Focus on the road. A DUI is the last thing you need right now. If you focus on how you might fail, then you will have to take another sick day and you have already taken two this month.

Even if you only have one bullet left in the gun and you have to hit the target, focus on the target. Okay, put down the gun. You've gone too far and he's not worth it.

Play long enough and you might get lucky. If you survive long enough to see tomorrow, it will bring you coffee and your paycheck. It will also bring you the staff meeting, but try not to think about that now.

Don’t take it personally – the predicament that you are in is probably all your fault. You had the tequila. You made the decisions.

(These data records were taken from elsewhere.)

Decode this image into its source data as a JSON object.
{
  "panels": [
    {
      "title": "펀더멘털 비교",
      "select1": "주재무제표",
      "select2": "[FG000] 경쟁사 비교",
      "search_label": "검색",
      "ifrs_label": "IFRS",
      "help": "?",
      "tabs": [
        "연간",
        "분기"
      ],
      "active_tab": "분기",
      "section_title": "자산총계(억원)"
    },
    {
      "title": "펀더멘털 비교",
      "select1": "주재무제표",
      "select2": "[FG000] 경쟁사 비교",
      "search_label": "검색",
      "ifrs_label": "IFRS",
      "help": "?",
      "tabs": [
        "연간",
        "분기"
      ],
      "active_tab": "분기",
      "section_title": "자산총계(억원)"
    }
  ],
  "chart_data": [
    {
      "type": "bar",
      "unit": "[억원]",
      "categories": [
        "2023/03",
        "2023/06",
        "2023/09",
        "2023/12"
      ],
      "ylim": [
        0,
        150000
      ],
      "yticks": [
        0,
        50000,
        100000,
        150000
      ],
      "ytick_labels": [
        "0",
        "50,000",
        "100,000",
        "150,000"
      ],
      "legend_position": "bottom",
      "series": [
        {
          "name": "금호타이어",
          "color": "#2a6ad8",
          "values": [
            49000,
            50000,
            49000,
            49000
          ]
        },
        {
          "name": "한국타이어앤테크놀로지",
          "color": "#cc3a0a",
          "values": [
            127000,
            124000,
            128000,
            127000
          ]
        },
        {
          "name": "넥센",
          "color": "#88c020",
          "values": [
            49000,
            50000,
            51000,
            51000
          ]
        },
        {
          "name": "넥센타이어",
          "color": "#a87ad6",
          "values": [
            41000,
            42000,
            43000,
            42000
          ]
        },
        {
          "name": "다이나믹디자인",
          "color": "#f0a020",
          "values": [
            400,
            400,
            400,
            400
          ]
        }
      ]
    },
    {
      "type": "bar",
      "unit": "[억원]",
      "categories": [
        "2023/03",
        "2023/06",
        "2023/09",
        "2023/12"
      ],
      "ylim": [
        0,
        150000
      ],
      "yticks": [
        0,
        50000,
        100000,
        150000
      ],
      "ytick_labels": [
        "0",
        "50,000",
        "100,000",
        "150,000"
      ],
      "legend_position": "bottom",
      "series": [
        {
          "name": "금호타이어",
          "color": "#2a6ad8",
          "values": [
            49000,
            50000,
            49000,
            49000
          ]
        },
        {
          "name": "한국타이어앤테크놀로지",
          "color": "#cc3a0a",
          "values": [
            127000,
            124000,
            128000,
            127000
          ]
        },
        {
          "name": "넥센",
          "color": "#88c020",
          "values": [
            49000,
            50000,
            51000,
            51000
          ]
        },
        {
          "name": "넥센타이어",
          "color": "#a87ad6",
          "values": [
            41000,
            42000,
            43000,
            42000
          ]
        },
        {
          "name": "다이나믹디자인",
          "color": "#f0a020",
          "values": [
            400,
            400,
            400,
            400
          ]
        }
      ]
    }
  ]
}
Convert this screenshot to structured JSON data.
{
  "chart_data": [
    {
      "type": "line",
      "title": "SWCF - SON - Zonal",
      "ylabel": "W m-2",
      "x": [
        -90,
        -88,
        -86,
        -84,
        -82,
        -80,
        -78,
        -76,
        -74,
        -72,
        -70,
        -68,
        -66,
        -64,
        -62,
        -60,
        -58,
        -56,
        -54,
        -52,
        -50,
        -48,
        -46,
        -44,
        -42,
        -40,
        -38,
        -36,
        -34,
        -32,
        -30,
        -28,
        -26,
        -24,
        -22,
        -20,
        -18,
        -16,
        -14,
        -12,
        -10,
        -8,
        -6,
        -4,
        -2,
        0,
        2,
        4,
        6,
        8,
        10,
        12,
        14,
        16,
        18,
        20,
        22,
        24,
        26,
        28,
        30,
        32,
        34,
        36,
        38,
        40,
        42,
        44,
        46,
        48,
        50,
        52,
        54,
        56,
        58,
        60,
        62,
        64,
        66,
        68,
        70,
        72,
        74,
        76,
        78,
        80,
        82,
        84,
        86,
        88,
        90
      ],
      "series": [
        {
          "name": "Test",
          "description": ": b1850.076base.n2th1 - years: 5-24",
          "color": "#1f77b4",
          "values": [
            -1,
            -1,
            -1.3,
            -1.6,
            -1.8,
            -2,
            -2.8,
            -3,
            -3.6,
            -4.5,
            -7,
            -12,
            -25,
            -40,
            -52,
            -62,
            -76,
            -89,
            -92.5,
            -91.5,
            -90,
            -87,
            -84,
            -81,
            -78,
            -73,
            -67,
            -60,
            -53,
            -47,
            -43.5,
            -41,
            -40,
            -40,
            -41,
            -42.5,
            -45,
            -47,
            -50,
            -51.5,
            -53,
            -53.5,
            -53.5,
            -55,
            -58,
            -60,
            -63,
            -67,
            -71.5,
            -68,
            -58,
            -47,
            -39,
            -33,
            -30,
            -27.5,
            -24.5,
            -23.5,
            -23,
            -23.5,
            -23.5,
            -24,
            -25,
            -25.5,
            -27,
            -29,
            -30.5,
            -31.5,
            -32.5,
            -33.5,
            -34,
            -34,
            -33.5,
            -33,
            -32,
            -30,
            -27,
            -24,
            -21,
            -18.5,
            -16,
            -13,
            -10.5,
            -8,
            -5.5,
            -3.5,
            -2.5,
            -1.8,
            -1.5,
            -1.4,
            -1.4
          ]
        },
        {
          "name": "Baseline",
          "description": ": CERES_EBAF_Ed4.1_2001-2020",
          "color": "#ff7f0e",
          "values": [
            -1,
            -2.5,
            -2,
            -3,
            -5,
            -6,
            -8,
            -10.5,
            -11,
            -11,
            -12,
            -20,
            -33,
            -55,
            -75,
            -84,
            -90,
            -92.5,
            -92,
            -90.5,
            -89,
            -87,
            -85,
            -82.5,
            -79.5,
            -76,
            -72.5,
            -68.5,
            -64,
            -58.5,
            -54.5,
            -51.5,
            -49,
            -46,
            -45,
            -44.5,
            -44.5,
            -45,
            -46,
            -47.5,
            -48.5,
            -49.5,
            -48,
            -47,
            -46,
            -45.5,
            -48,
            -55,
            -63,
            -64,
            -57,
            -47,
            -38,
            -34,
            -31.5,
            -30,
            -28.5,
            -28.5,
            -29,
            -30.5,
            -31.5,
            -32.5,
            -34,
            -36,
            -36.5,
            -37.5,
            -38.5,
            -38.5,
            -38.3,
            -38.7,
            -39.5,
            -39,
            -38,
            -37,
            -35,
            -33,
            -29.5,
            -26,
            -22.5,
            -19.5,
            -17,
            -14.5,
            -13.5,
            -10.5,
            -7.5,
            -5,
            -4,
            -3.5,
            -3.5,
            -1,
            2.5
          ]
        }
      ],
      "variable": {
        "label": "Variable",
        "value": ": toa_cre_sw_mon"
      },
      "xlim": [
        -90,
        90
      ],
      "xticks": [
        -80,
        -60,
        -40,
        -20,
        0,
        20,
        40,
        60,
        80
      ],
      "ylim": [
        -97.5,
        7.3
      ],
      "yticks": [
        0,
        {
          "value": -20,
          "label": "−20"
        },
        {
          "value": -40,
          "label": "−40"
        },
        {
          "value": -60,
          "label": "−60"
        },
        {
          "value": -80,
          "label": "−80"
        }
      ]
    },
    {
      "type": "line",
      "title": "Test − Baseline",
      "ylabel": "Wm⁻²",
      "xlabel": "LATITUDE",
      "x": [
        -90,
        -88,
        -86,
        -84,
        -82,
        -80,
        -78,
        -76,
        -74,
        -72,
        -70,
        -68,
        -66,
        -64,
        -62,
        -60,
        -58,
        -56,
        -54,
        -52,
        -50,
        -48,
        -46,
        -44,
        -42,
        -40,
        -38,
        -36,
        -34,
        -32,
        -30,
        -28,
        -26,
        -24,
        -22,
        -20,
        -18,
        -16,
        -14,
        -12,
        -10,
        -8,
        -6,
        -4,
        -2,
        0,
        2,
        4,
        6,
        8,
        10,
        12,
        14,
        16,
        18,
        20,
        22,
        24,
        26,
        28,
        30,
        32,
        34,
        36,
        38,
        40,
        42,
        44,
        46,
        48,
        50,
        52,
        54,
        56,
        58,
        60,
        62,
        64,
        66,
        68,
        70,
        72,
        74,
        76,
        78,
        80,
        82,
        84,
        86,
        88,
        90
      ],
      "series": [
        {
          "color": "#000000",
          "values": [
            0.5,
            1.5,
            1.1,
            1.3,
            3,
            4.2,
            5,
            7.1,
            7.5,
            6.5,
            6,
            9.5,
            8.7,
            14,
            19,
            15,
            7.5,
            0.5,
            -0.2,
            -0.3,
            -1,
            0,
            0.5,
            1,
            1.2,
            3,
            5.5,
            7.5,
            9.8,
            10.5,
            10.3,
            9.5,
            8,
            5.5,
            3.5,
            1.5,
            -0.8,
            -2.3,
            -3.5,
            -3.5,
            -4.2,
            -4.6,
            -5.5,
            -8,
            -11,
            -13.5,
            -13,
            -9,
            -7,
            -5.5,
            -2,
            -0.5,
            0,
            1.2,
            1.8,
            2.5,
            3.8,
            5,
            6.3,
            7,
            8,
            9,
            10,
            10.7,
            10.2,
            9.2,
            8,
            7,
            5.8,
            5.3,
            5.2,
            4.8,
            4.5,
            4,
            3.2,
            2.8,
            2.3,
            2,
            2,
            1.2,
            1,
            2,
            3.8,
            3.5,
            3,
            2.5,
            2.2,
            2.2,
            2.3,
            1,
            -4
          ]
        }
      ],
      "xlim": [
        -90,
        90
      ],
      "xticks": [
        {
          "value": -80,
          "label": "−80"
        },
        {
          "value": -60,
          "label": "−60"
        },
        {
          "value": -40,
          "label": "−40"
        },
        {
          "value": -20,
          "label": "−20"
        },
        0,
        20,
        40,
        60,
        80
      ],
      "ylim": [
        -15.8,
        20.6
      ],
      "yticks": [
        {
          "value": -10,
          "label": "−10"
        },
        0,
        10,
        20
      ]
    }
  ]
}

But you knew the job was lame when you took it. Everybody makes mistakes. Just ask the last person you hooked up with. Giving yourself an “F” doesn’t help. But harassing the intern might. Or maybe writing parodies of rich people's essays on TechCrunch.

Remember that this is what separates the women from the girls, or is it what separates the men from the boys? Unless you're in a sweatshop, in which case it's just all kids. Wait. What was I saying?

The end

When you are in The Struggle, nothing is easy and nothing feels right. You have dropped into the abyss and you may never get out. Who are we kidding: You will never get out. But work on your book proposal anyway. In my own experience, but for some unexpected luck and help, I would not have even found my pants today.

So to all of you in it, may you find strength and may you find peace. Because you probably won't find a bonus this year.

*Disclaimer: This is fictional. It is an amalgam of experiences, mine and others'. It remains true, for better or for worse, that I have never in my life smoked pot. Similarly, stealing petty office items is a weak fabrication that any startup employee would immediately sniff out, because most startups do not have anything in the office worth stealing.